Prospects for the EU-Russia Summit
While Poland plays its juvenile game with Russia over meat exports – and holds up EU-Russia agreements – expect a very frosty Summit. Also, one hears President Putin doesn’t especially warm to Mr Barosso. I don't know if this true, of course, but if it is then, adopting the Cleopatra’s nose school of history, then I don't expect the EU to make any huge break-throughs at the Summit...
This reminds me: in Kyiv last week I heard Deputy Head of the Presidential Secretariat, Alexander Chaliy, give a rousing speech in defence of the Ukrainian political system. He was like the entertainment director on board the Titanic talking up Ukraine and spinning the situation President Yuschenko is in. Quite apart from the memorable feat of spin, I just loved his comment that "The European Union needs its own Perestroika and Ukraine shouldn't think about joining it. Ukraine should be like Norway: good relations with the EU but not a part of it. And like Switzerland: where Russians can invest offshore."

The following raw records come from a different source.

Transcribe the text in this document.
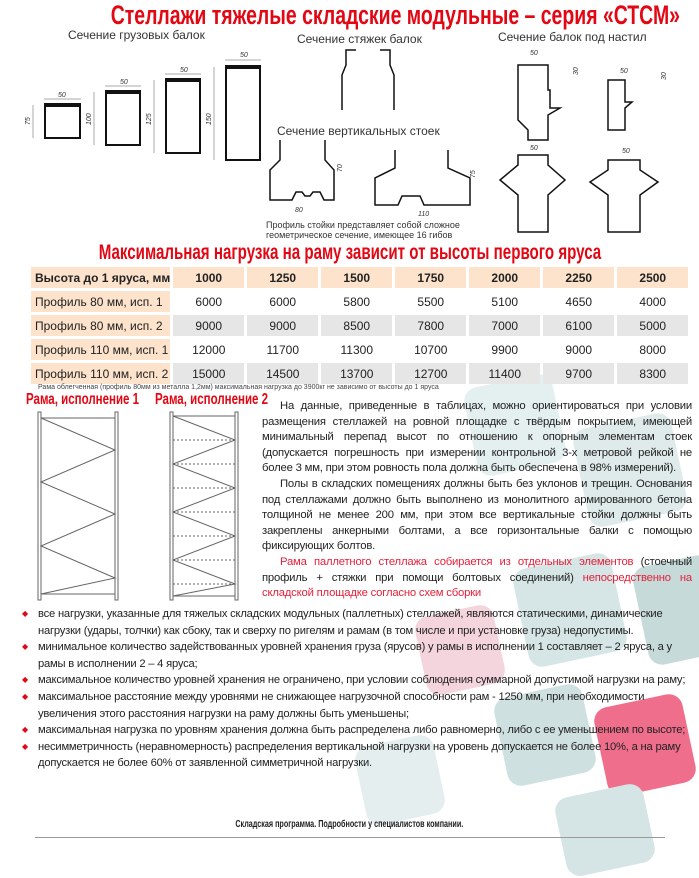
Стеллажи тяжелые складские модульные – серия «СТСМ»
Сечение грузовых балок	Сечение стяжек балок	Сечение балок под настил
Сечение вертикальных стоек
Профиль стойки представляет собой сложное
геометрическое сечение, имеющее 16 гибов
50
50
50
50
75	100	125	150
80
110
70
75
50
50
50	50
30
30
Максимальная нагрузка на раму зависит от высоты первого яруса
Высота до 1 яруса, мм	1000	1250	1500	1750	2000	2250	2500
Профиль 80 мм, исп. 1	6000	6000	5800	5500	5100	4650	4000
Профиль 80 мм, исп. 2	9000	9000	8500	7800	7000	6100	5000
Профиль 110 мм, исп. 1	12000	11700	11300	10700	9900	9000	8000
Профиль 110 мм, исп. 2	15000	14500	13700	12700	11400	9700	8300
Рама облегченная (профиль 80мм из металла 1,2мм) максимальная нагрузка до 3900кг не зависимо от высоты до 1 яруса
Рама, исполнение 1 Рама, исполнение 2	На данные, приведенные в таблицах, можно ориентироваться при условии размещения стеллажей на ровной площадке с твёрдым покрытием, имеющей минимальный перепад высот по отношению к опорным элементам стоек (допускается погрешность при измерении контрольной 3-х метровой рейкой не более 3 мм, при этом ровность пола должна быть обеспечена в 98% измерений).

Полы в складских помещениях должны быть без уклонов и трещин. Основания под стеллажами должно быть выполнено из монолитного армированного бетона толщиной не менее 200 мм, при этом все вертикальные стойки должны быть закреплены анкерными болтами, а все горизонтальные балки с помощью фиксирующих болтов.

Рама паллетного стеллажа собирается из отдельных элементов (стоечный профиль + стяжки при помощи болтовых соединений) непосредственно на складской площадке согласно схем сборки

◆ все нагрузки, указанные для тяжелых складских модульных (паллетных) стеллажей, являются статическими, динамические нагрузки (удары, толчки) как сбоку, так и сверху по ригелям и рамам (в том числе и при установке груза) недопустимы.
◆ минимальное количество задействованных уровней хранения груза (ярусов) у рамы в исполнении 1 составляет – 2 яруса, а у рамы в исполнении 2 – 4 яруса;
◆ максимальное количество уровней хранения не ограничено, при условии соблюдения суммарной допустимой нагрузки на раму;
◆ максимальное расстояние между уровнями не снижающее нагрузочной способности рам - 1250 мм, при необходимости увеличения этого расстояния нагрузки на раму должны быть уменьшены;
◆ максимальная нагрузка по уровням хранения должна быть распределена либо равномерно, либо с ее уменьшением по высоте;
◆ несимметричность (неравномерность) распределения вертикальной нагрузки на уровень допускается не более 10%, а на раму допускается не более 60% от заявленной симметричной нагрузки.
Складская программа. Подробности у специалистов компании.
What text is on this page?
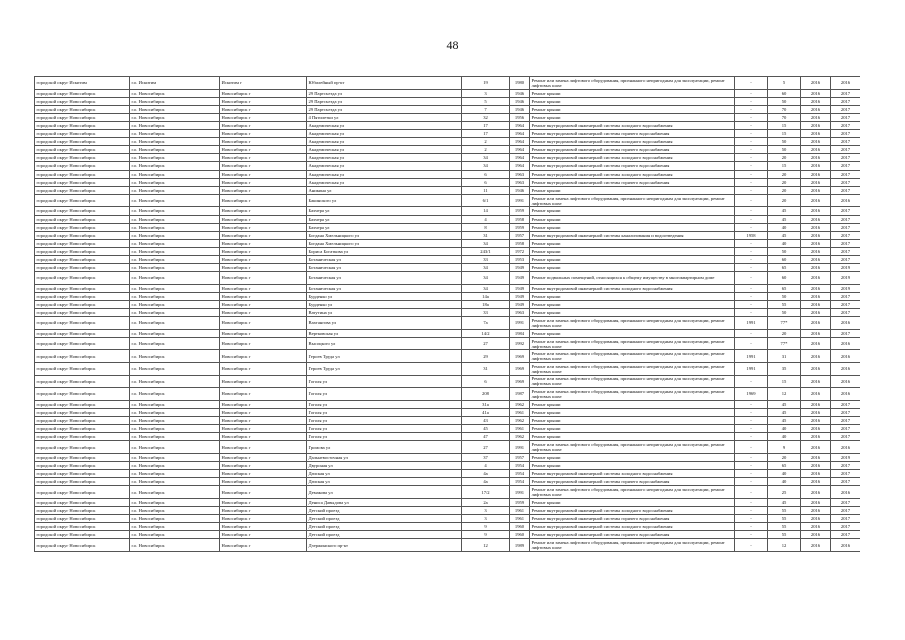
48
городской округ Искитим	г.о. Искитим	Искитим г	Юбилейный пр-кт	19	1980	Ремонт или замена лифтового оборудования, признанного непригодным для эксплуатации, ремонт лифтовых шахт	-	5	2016	2016
городской округ Новосибирск	г.о. Новосибирск	Новосибирск г	29 Партсъезда ул	3	1946	Ремонт крыши	-	60	2016	2017
городской округ Новосибирск	г.о. Новосибирск	Новосибирск г	29 Партсъезда ул	5	1946	Ремонт крыши	-	50	2016	2017
городской округ Новосибирск	г.о. Новосибирск	Новосибирск г	29 Партсъезда ул	7	1946	Ремонт крыши	-	70	2016	2017
городской округ Новосибирск	г.о. Новосибирск	Новосибирск г	4 Пятилетки ул	32	1956	Ремонт крыши	-	70	2016	2017
городской округ Новосибирск	г.о. Новосибирск	Новосибирск г	Академическая ул	17	1964	Ремонт внутридомовой инженерной системы холодного водоснабжения	-	15	2016	2017
городской округ Новосибирск	г.о. Новосибирск	Новосибирск г	Академическая ул	17	1964	Ремонт внутридомовой инженерной системы горячего водоснабжения	-	15	2016	2017
городской округ Новосибирск	г.о. Новосибирск	Новосибирск г	Академическая ул	2	1964	Ремонт внутридомовой инженерной системы холодного водоснабжения	-	50	2016	2017
городской округ Новосибирск	г.о. Новосибирск	Новосибирск г	Академическая ул	2	1964	Ремонт внутридомовой инженерной системы горячего водоснабжения	-	50	2016	2017
городской округ Новосибирск	г.о. Новосибирск	Новосибирск г	Академическая ул	34	1964	Ремонт внутридомовой инженерной системы холодного водоснабжения	-	20	2016	2017
городской округ Новосибирск	г.о. Новосибирск	Новосибирск г	Академическая ул	34	1964	Ремонт внутридомовой инженерной системы горячего водоснабжения	-	15	2016	2017
городской округ Новосибирск	г.о. Новосибирск	Новосибирск г	Академическая ул	6	1963	Ремонт внутридомовой инженерной системы холодного водоснабжения	-	20	2016	2017
городской округ Новосибирск	г.о. Новосибирск	Новосибирск г	Академическая ул	6	1963	Ремонт внутридомовой инженерной системы горячего водоснабжения	-	20	2016	2017
городской округ Новосибирск	г.о. Новосибирск	Новосибирск г	Аникина ул	11	1946	Ремонт крыши	-	20	2016	2017
городской округ Новосибирск	г.о. Новосибирск	Новосибирск г	Бакинского ул	6/1	1991	Ремонт или замена лифтового оборудования, признанного непригодным для эксплуатации, ремонт лифтовых шахт	-	20	2016	2016
городской округ Новосибирск	г.о. Новосибирск	Новосибирск г	Бахчера ул	14	1959	Ремонт крыши	-	45	2016	2017
городской округ Новосибирск	г.о. Новосибирск	Новосибирск г	Бахчера ул	4	1958	Ремонт крыши	-	45	2016	2017
городской округ Новосибирск	г.о. Новосибирск	Новосибирск г	Бахчера ул	8	1959	Ремонт крыши	-	40	2016	2017
городской округ Новосибирск	г.о. Новосибирск	Новосибирск г	Богдана Хмельницкого ул	31	1957	Ремонт внутридомовой инженерной системы канализования и водоотведения	1958	45	2016	2017
городской округ Новосибирск	г.о. Новосибирск	Новосибирск г	Богдана Хмельницкого ул	34	1958	Ремонт крыши	-	40	2016	2017
городской округ Новосибирск	г.о. Новосибирск	Новосибирск г	Бориса Богаткова ул	243/1	1972	Ремонт крыши	-	50	2016	2017
городской округ Новосибирск	г.о. Новосибирск	Новосибирск г	Ботаническая ул	33	1953	Ремонт крыши	-	60	2016	2017
городской округ Новосибирск	г.о. Новосибирск	Новосибирск г	Ботаническая ул	34	1949	Ремонт крыши	-	65	2016	2019
городской округ Новосибирск	г.о. Новосибирск	Новосибирск г	Ботаническая ул	34	1949	Ремонт подвальных помещений, относящихся к общему имуществу в многоквартирном доме	-	60	2016	2019
городской округ Новосибирск	г.о. Новосибирск	Новосибирск г	Ботаническая ул	34	1949	Ремонт внутридомовой инженерной системы холодного водоснабжения	-	65	2016	2019
городской округ Новосибирск	г.о. Новосибирск	Новосибирск г	Бурденко ул	14а	1949	Ремонт крыши	-	50	2016	2017
городской округ Новосибирск	г.о. Новосибирск	Новосибирск г	Бурденко ул	18а	1949	Ремонт крыши	-	55	2016	2017
городской округ Новосибирск	г.о. Новосибирск	Новосибирск г	Ватутина ул	33	1963	Ремонт крыши	-	50	2016	2017
городской округ Новосибирск	г.о. Новосибирск	Новосибирск г	Вахтангова ул	7а	1991	Ремонт или замена лифтового оборудования, признанного непригодным для эксплуатации, ремонт лифтовых шахт	1991	77*	2016	2016
городской округ Новосибирск	г.о. Новосибирск	Новосибирск г	Вертковская ул	14/2	1984	Ремонт крыши	-	20	2016	2017
городской округ Новосибирск	г.о. Новосибирск	Новосибирск г	Высоцкого ул	27	1992	Ремонт или замена лифтового оборудования, признанного непригодным для эксплуатации, ремонт лифтовых шахт	-	77*	2016	2016
городской округ Новосибирск	г.о. Новосибирск	Новосибирск г	Героев Труда ул	29	1969	Ремонт или замена лифтового оборудования, признанного непригодным для эксплуатации, ремонт лифтовых шахт	1991	31	2016	2016
городской округ Новосибирск	г.о. Новосибирск	Новосибирск г	Героев Труда ул	31	1969	Ремонт или замена лифтового оборудования, признанного непригодным для эксплуатации, ремонт лифтовых шахт	1991	35	2016	2016
городской округ Новосибирск	г.о. Новосибирск	Новосибирск г	Гоголя ул	6	1969	Ремонт или замена лифтового оборудования, признанного непригодным для эксплуатации, ремонт лифтовых шахт	-	15	2016	2016
городской округ Новосибирск	г.о. Новосибирск	Новосибирск г	Гоголя ул	208	1987	Ремонт или замена лифтового оборудования, признанного непригодным для эксплуатации, ремонт лифтовых шахт	1969	12	2016	2016
городской округ Новосибирск	г.о. Новосибирск	Новосибирск г	Гоголя ул	31а	1962	Ремонт крыши	-	45	2016	2017
городской округ Новосибирск	г.о. Новосибирск	Новосибирск г	Гоголя ул	41а	1961	Ремонт крыши	-	45	2016	2017
городской округ Новосибирск	г.о. Новосибирск	Новосибирск г	Гоголя ул	43	1962	Ремонт крыши	-	45	2016	2017
городской округ Новосибирск	г.о. Новосибирск	Новосибирск г	Гоголя ул	45	1961	Ремонт крыши	-	40	2016	2017
городской округ Новосибирск	г.о. Новосибирск	Новосибирск г	Гоголя ул	47	1962	Ремонт крыши	-	40	2016	2017
городской округ Новосибирск	г.о. Новосибирск	Новосибирск г	Громова ул	27	1991	Ремонт или замена лифтового оборудования, признанного непригодным для эксплуатации, ремонт лифтовых шахт	-	9	2016	2016
городской округ Новосибирск	г.о. Новосибирск	Новосибирск г	Дальневосточная ул	37	1957	Ремонт крыши	-	20	2016	2019
городской округ Новосибирск	г.о. Новосибирск	Новосибирск г	Двуроная ул	4	1954	Ремонт крыши	-	65	2016	2017
городской округ Новосибирск	г.о. Новосибирск	Новосибирск г	Дачская ул	4а	1954	Ремонт внутридомовой инженерной системы холодного водоснабжения	-	40	2016	2017
городской округ Новосибирск	г.о. Новосибирск	Новосибирск г	Дачская ул	4а	1954	Ремонт внутридомовой инженерной системы горячего водоснабжения	-	40	2016	2017
городской округ Новосибирск	г.о. Новосибирск	Новосибирск г	Демакова ул	17/2	1991	Ремонт или замена лифтового оборудования, признанного непригодным для эксплуатации, ремонт лифтовых шахт	-	25	2016	2016
городской округ Новосибирск	г.о. Новосибирск	Новосибирск г	Дениса Давыдова ул	2а	1959	Ремонт крыши	-	45	2016	2017
городской округ Новосибирск	г.о. Новосибирск	Новосибирск г	Детский проезд	3	1961	Ремонт внутридомовой инженерной системы холодного водоснабжения	-	55	2016	2017
городской округ Новосибирск	г.о. Новосибирск	Новосибирск г	Детский проезд	3	1961	Ремонт внутридомовой инженерной системы горячего водоснабжения	-	55	2016	2017
городской округ Новосибирск	г.о. Новосибирск	Новосибирск г	Детский проезд	9	1960	Ремонт внутридомовой инженерной системы холодного водоснабжения	-	55	2016	2017
городской округ Новосибирск	г.о. Новосибирск	Новосибирск г	Детский проезд	9	1960	Ремонт внутридомовой инженерной системы горячего водоснабжения	-	55	2016	2017
городской округ Новосибирск	г.о. Новосибирск	Новосибирск г	Дзержинского пр-кт	12	1989	Ремонт или замена лифтового оборудования, признанного непригодным для эксплуатации, ремонт лифтовых шахт	-	12	2016	2016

Now that's a more moderated message than I have heard from President Yushencko and, of course, one Russia would welcome (implying, as it does, Ukraine's "equal disengagement and equal co-operation" between Russia and the EU).
One closing thought on EU energy security. Don’t think in terms of Russia ‘cutting Europe off’. Of course it won't.
Think about where the new Russian reserves of oil and gas are (Siberia and the Russian Far East), think of the massive rising demand in China, South East Asia and Japan and think this: ‘in twenty years time can the higher-cost, lower productivity economies of the EU actually afford Russian oil and gas?’
And then think again as to why EU states are just desperate for Russia to ensnare herself in the Energy Charter.